This news from The Washington Times is extraordinarily good. Sunni leaders have apparently been talking to U.S. negotiators and insurgent groups and a cease-fire was arranged to protect the voters in Iraq last week.
The Washington Times
Key Sunni Muslim leaders in Iraq's violent Anbar province have concluded that their interests lie in cooperating with the United States, and they are seeking to extend a temporary truce honored by most insurgent groups for last week's elections...
Adnan al-Dulaimi, leader of a prominent Sunni bloc, confirmed yesterday that insurgent groups had prevented violence from interfering with Thursday's election for a 275-seat parliament.
His comments yesterday on a cease-fire deal -- first reported in The Washington Times on the day Iraqis voted -- provided the first public explanation for the sharp drop in violence last week.
"The resistance announced it would protect polling stations and would not allow a single group to attack them, and it respected its promise.
"We thank them in the name of the Iraqi Accordance Front," Mr. al-Dulaimi told reporters in Baghdad, referring to the electoral bloc he leads.
The truce resulted from weeks of negotiations between U.S. officials and insurgents that have been recently labeled by President Bush as "rejectionists."

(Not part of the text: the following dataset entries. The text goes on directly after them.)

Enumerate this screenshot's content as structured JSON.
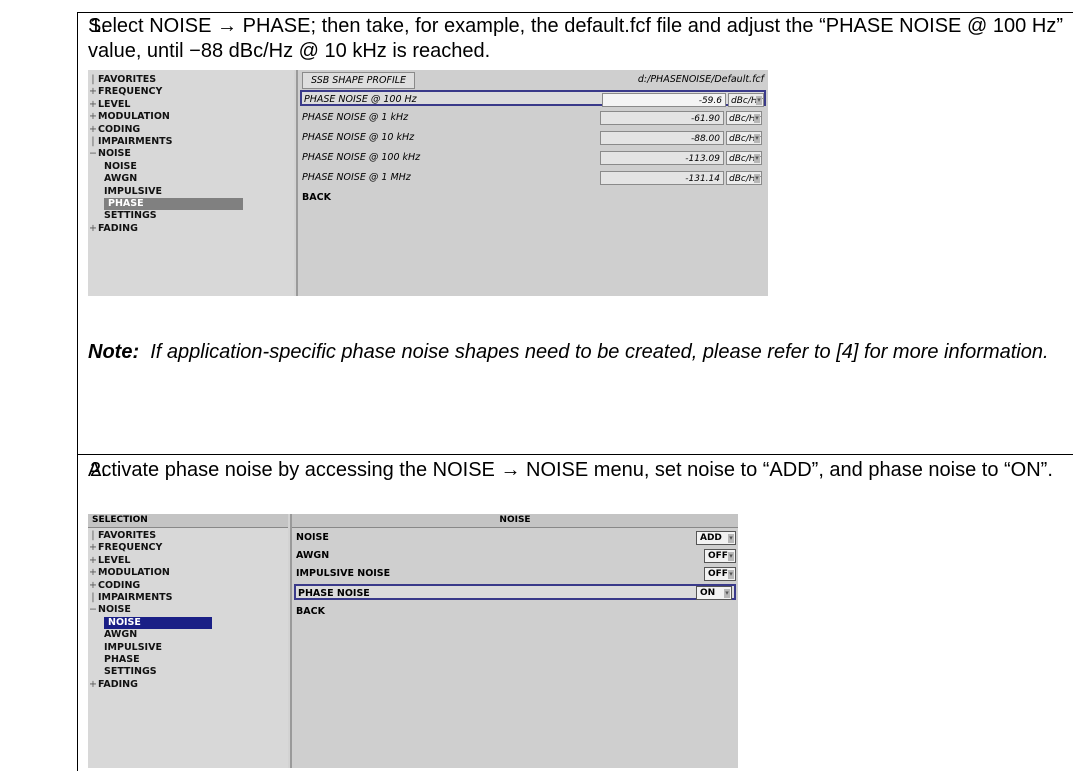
{
  "steps": [
    {
      "number": "1.",
      "text": "Select NOISE → PHASE; then take, for example, the default.fcf file and adjust the “PHASE NOISE @ 100 Hz” value, until −88 dBc/Hz @ 10 kHz is reached.",
      "note_label": "Note:",
      "note_text": "If application-specific phase noise shapes need to be created, please refer to [4] for more information."
    },
    {
      "number": "2.",
      "text": "Activate phase noise by accessing the NOISE → NOISE menu, set noise to “ADD”, and phase noise to “ON”."
    }
  ],
  "screen1": {
    "tree": [
      "FAVORITES",
      "FREQUENCY",
      "LEVEL",
      "MODULATION",
      "CODING",
      "IMPAIRMENTS",
      "NOISE",
      "NOISE",
      "AWGN",
      "IMPULSIVE",
      "PHASE",
      "SETTINGS",
      "FADING"
    ],
    "header_label": "SSB SHAPE PROFILE",
    "file_path": "d:/PHASENOISE/Default.fcf",
    "rows": [
      {
        "label": "PHASE NOISE @ 100 Hz",
        "value": "-59.6",
        "unit": "dBc/Hz"
      },
      {
        "label": "PHASE NOISE @ 1 kHz",
        "value": "-61.90",
        "unit": "dBc/Hz"
      },
      {
        "label": "PHASE NOISE @ 10 kHz",
        "value": "-88.00",
        "unit": "dBc/Hz"
      },
      {
        "label": "PHASE NOISE @ 100 kHz",
        "value": "-113.09",
        "unit": "dBc/Hz"
      },
      {
        "label": "PHASE NOISE @ 1 MHz",
        "value": "-131.14",
        "unit": "dBc/Hz"
      }
    ],
    "back_label": "BACK"
  },
  "screen2": {
    "selection_header": "SELECTION",
    "panel_title": "NOISE",
    "tree": [
      "FAVORITES",
      "FREQUENCY",
      "LEVEL",
      "MODULATION",
      "CODING",
      "IMPAIRMENTS",
      "NOISE",
      "NOISE",
      "AWGN",
      "IMPULSIVE",
      "PHASE",
      "SETTINGS",
      "FADING"
    ],
    "rows": [
      {
        "label": "NOISE",
        "value": "ADD"
      },
      {
        "label": "AWGN",
        "value": "OFF"
      },
      {
        "label": "IMPULSIVE NOISE",
        "value": "OFF"
      },
      {
        "label": "PHASE NOISE",
        "value": "ON"
      }
    ],
    "back_label": "BACK"
  }
}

Though it does remind me a bit of the gangs in Chicago and Houston who've offered, for five or ten bucks, to "protect" my car from being damaged while I'm at a concert (Hey, ya never know wat c'happen out here, while you're in there...) this seems like it could be the start of something positive. It certainly pokes holes in the argument that the only way some people have to be heard is to engage in terrorism.

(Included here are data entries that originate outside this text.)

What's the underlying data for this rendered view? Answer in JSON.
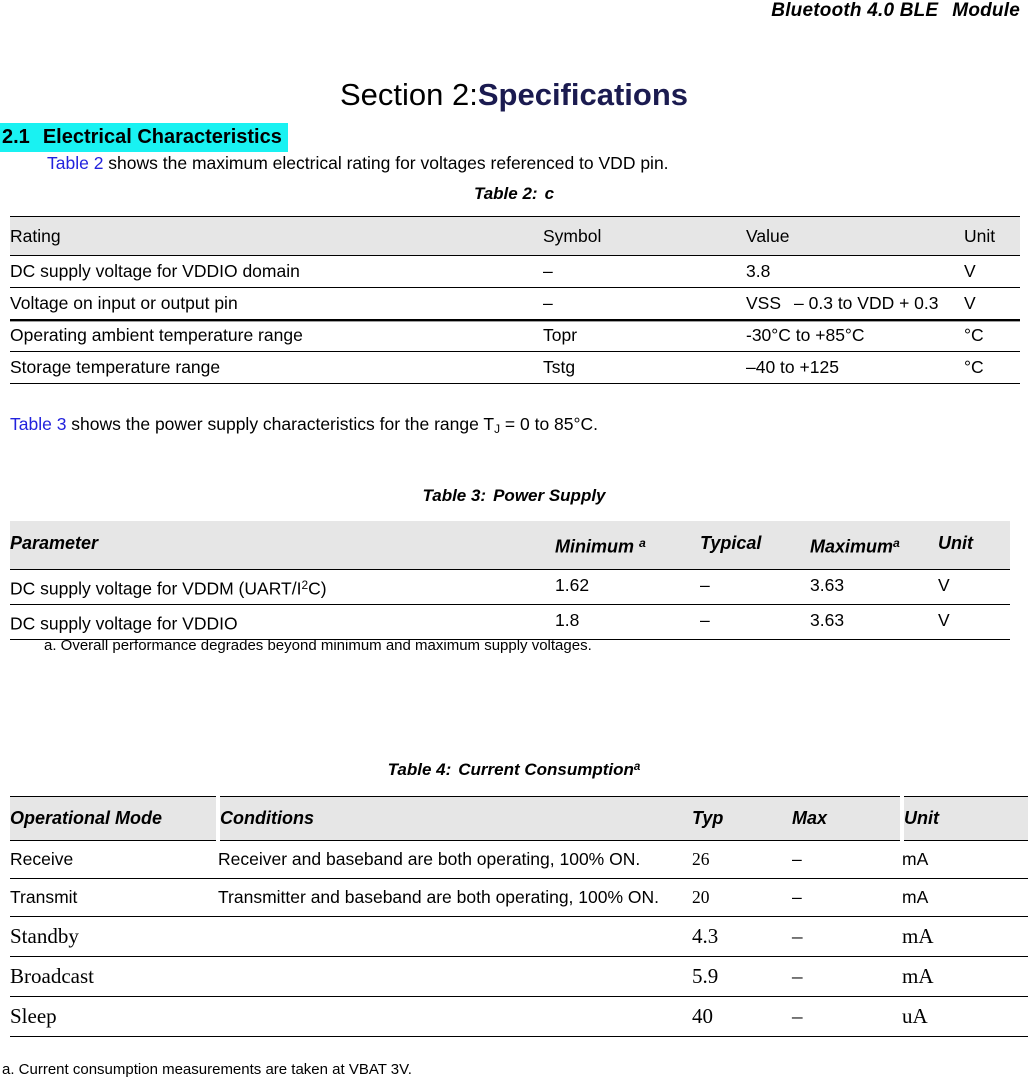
{
  "page_header": {
    "left_text": "Bluetooth 4.0 BLE",
    "right_text": "Module"
  },
  "section_title": {
    "number": "Section 2:",
    "name": "Specifications"
  },
  "sub_heading": {
    "number": "2.1",
    "text": "Electrical Characteristics",
    "highlight_color": "#19f2f2"
  },
  "intro_paragraph": {
    "link": "Table 2",
    "rest": " shows the maximum electrical rating for voltages referenced to VDD pin."
  },
  "table2": {
    "caption_label": "Table 2:",
    "caption_title": "c",
    "headers": [
      "Rating",
      "Symbol",
      "Value",
      "Unit"
    ],
    "rows": [
      {
        "rating": "DC supply voltage for VDDIO domain",
        "symbol": "–",
        "value": "3.8",
        "unit": "V"
      },
      {
        "rating": "Voltage on input or output pin",
        "symbol": "–",
        "value_a": "VSS",
        "value_b": "– 0.3 to VDD + 0.3",
        "unit": "V"
      },
      {
        "rating": "Operating ambient temperature range",
        "symbol": "Topr",
        "value": "-30°C to +85°C",
        "unit": "°C"
      },
      {
        "rating": "Storage temperature range",
        "symbol": "Tstg",
        "value": "–40 to +125",
        "unit": "°C"
      }
    ]
  },
  "table3_intro": {
    "link": "Table 3",
    "mid": " shows the power supply characteristics for the range T",
    "subscript": "J",
    "end": " = 0 to 85°C."
  },
  "table3": {
    "caption_label": "Table 3:",
    "caption_title": "Power Supply",
    "headers": {
      "parameter": "Parameter",
      "minimum": "Minimum",
      "minimum_note": "a",
      "typical": "Typical",
      "maximum": "Maximum",
      "maximum_note": "a",
      "unit": "Unit"
    },
    "rows": [
      {
        "parameter_a": "DC supply voltage for VDDM (UART/I",
        "parameter_sup": "2",
        "parameter_b": "C)",
        "minimum": "1.62",
        "typical": "–",
        "maximum": "3.63",
        "unit": "V"
      },
      {
        "parameter_a": "DC supply voltage for VDDIO",
        "parameter_sup": "",
        "parameter_b": "",
        "minimum": "1.8",
        "typical": "–",
        "maximum": "3.63",
        "unit": "V"
      }
    ],
    "footnote": "a. Overall performance degrades beyond minimum and maximum supply voltages."
  },
  "table4": {
    "caption_label": "Table 4:",
    "caption_title": "Current Consumption",
    "caption_note": "a",
    "headers": [
      "Operational Mode",
      "Conditions",
      "Typ",
      "Max",
      "Unit"
    ],
    "rows": [
      {
        "mode": "Receive",
        "conditions": "Receiver and baseband are both operating, 100% ON.",
        "typ": "26",
        "max": "–",
        "unit": "mA",
        "serif": false
      },
      {
        "mode": "Transmit",
        "conditions": "Transmitter and baseband are both operating, 100% ON.",
        "typ": "20",
        "max": "–",
        "unit": "mA",
        "serif": false
      },
      {
        "mode": "Standby",
        "conditions": "",
        "typ": "4.3",
        "max": "–",
        "unit": "mA",
        "serif": true
      },
      {
        "mode": "Broadcast",
        "conditions": "",
        "typ": "5.9",
        "max": "–",
        "unit": "mA",
        "serif": true
      },
      {
        "mode": "Sleep",
        "conditions": "",
        "typ": "40",
        "max": "–",
        "unit": "uA",
        "serif": true
      }
    ],
    "footnote": "a. Current consumption measurements are taken at VBAT 3V."
  }
}
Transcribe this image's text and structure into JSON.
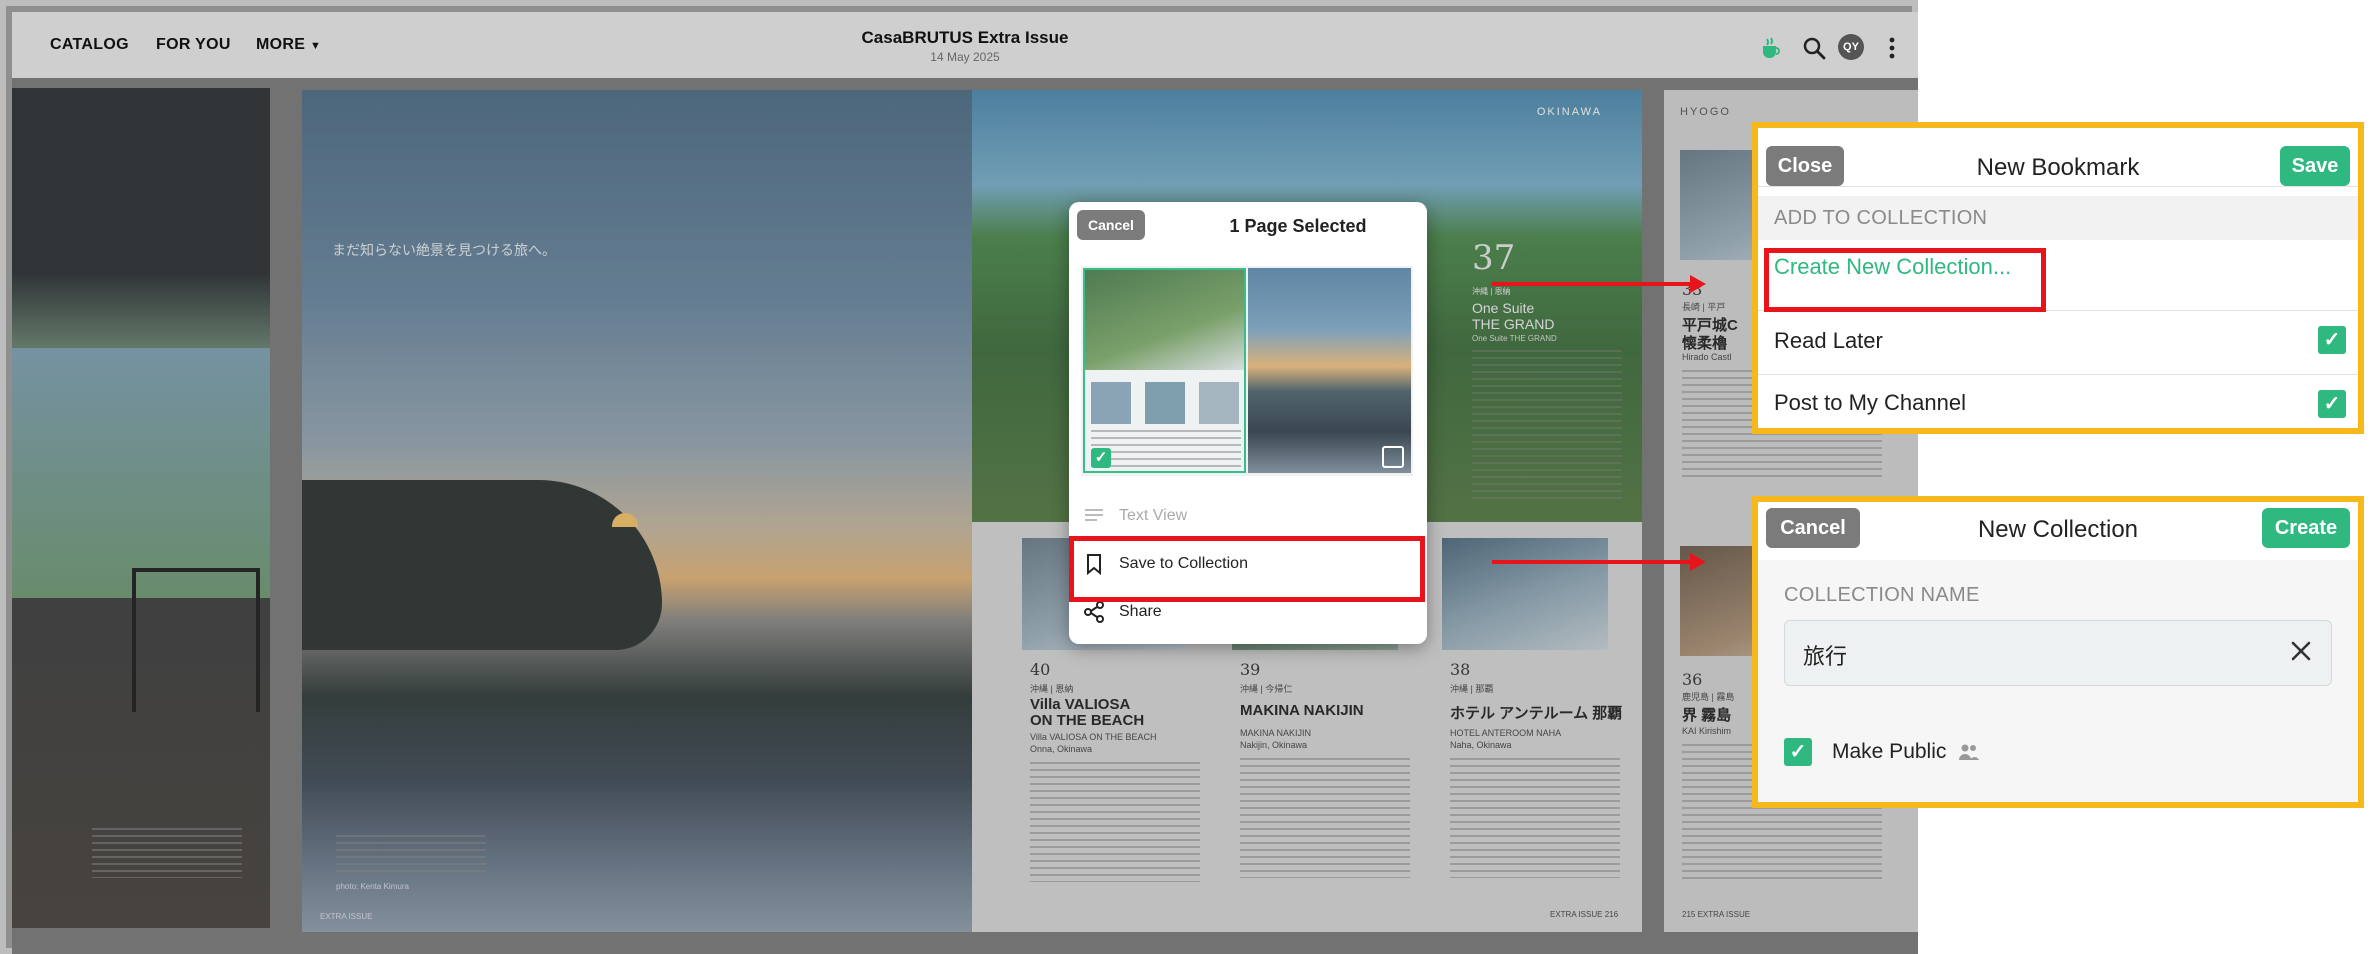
{
  "header": {
    "nav": [
      "CATALOG",
      "FOR YOU",
      "MORE"
    ],
    "title": "CasaBRUTUS Extra Issue",
    "date": "14 May 2025",
    "avatar_initials": "QY"
  },
  "pages": {
    "sunset_caption": "まだ知らない絶景を見つける旅へ。",
    "sunset_footer_credit": "photo: Kenta Kimura",
    "sunset_footer_page": "EXTRA ISSUE",
    "okinawa_label": "OKINAWA",
    "hero_number": "37",
    "hero_small": "沖縄 | 恩納",
    "hero_title_1": "One Suite",
    "hero_title_2": "THE GRAND",
    "hero_sub": "One Suite THE GRAND",
    "articles": [
      {
        "num": "40",
        "tag": "沖縄 | 恩納",
        "title_1": "Villa VALIOSA",
        "title_2": "ON THE BEACH",
        "sub": "Villa VALIOSA ON THE BEACH",
        "place": "Onna, Okinawa"
      },
      {
        "num": "39",
        "tag": "沖縄 | 今帰仁",
        "title_1": "MAKINA NAKIJIN",
        "title_2": "",
        "sub": "MAKINA NAKIJIN",
        "place": "Nakijin, Okinawa"
      },
      {
        "num": "38",
        "tag": "沖縄 | 那覇",
        "title_1": "ホテル アンテルーム 那覇",
        "title_2": "",
        "sub": "HOTEL ANTEROOM NAHA",
        "place": "Naha, Okinawa"
      }
    ],
    "okinawa_footer": "EXTRA ISSUE",
    "okinawa_footer_num": "216",
    "right_label": "HYOGO",
    "right_num_1": "33",
    "right_tag_1": "長崎 | 平戸",
    "right_title_1a": "平戸城C",
    "right_title_1b": "懐柔櫓",
    "right_sub_1": "Hirado Castl",
    "right_num_2": "36",
    "right_tag_2": "鹿児島 | 霧島",
    "right_title_2": "界 霧島",
    "right_sub_2": "KAI Kirishim",
    "right_footer": "215",
    "right_footer_label": "EXTRA ISSUE"
  },
  "popover": {
    "cancel": "Cancel",
    "title": "1 Page Selected",
    "menu": [
      {
        "label": "Text View",
        "enabled": false
      },
      {
        "label": "Save to Collection",
        "enabled": true
      },
      {
        "label": "Share",
        "enabled": true
      }
    ]
  },
  "bookmark_panel": {
    "close": "Close",
    "title": "New Bookmark",
    "save": "Save",
    "section": "ADD TO COLLECTION",
    "create_link": "Create New Collection...",
    "rows": [
      {
        "label": "Read Later",
        "checked": true
      },
      {
        "label": "Post to My Channel",
        "checked": true
      }
    ]
  },
  "collection_panel": {
    "cancel": "Cancel",
    "title": "New Collection",
    "create": "Create",
    "field_label": "COLLECTION NAME",
    "field_value": "旅行",
    "make_public": "Make Public",
    "make_public_checked": true
  },
  "colors": {
    "accent_green": "#2fb980",
    "highlight_red": "#e8141c",
    "highlight_yellow": "#f6b81a",
    "button_gray": "#7b7b7b"
  }
}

Update: Douglas Hanson points out a trade-off that makes it look even more like a protection racket.
A report in The Washington Times says that the top US commander in Iraq, General George Casey, had decided months ago to negotiate with “insurgent” groups in an effort to stop the violence on election day. In return, the US agreed to halt all “offensive operations” against insurgent elements.
It is important in these situations to offer a carrot and wield a stick. Removing the very thing that makes negotiation so attractive does not seem like a strategy that is likely to succeed in the long run--especially considering the terrorist's history of making and breaking agreements at a whim.